We demonstrate the transient parity-time (PT) symmetry in electronics. It is revealed by equivalent circuit transformation according to the switching states of electronic systems. With the phasor method and Laplace transformation, we derive the hidden PT-symmetric Hamiltonian in the switching oscillation, which are characterized by free oscillation modes. Both spectral and dynamic properties of the PT electronic structure demonstrate the phase transition with eigenmode orthogonality. Importantly, the observed transient PT symmetry enables exceptional-point-induced optimal switching oscillation suppression, which shows the significance of PT symmetry in electronic systems with temporary responses.

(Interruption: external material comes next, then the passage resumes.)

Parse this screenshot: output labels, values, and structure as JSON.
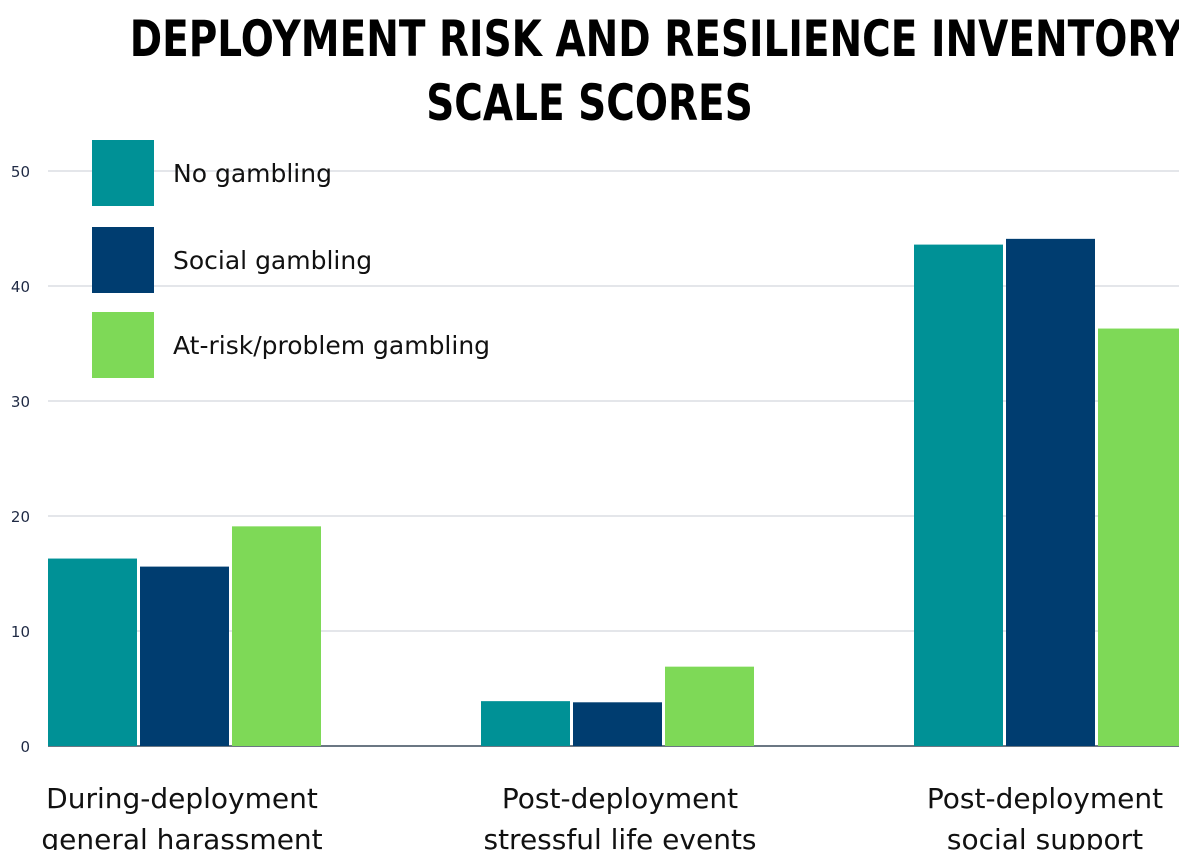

Our work paves the way for breakthroughs in the PT symmetry theory and has essential applications such as anti-interference in switch-mode electronics.

Automated summary

The transient parity-time (PT) symmetry in electronics is demonstrated in this study. By equivalent circuit transformation according to the switching states of electronic systems, the PT symmetry is revealed. Using the phasor method and Laplace transformation, the hidden PT-symmetric Hamiltonian in the switching oscillation is derived, which is characterized by free oscillation modes. The spectral and dynamic properties of the PT electronic structure demonstrate the phase transition and eigenmode orthogonality. Importantly, the observed transient PT symmetry enables optimal switching oscillation suppression induced by exceptional points, showing the significance of PT symmetry in electronic systems with temporary responses. The study paves the way for breakthroughs in PT symmetry theory and has essential applications such as anti-interference in switch-mode electronics.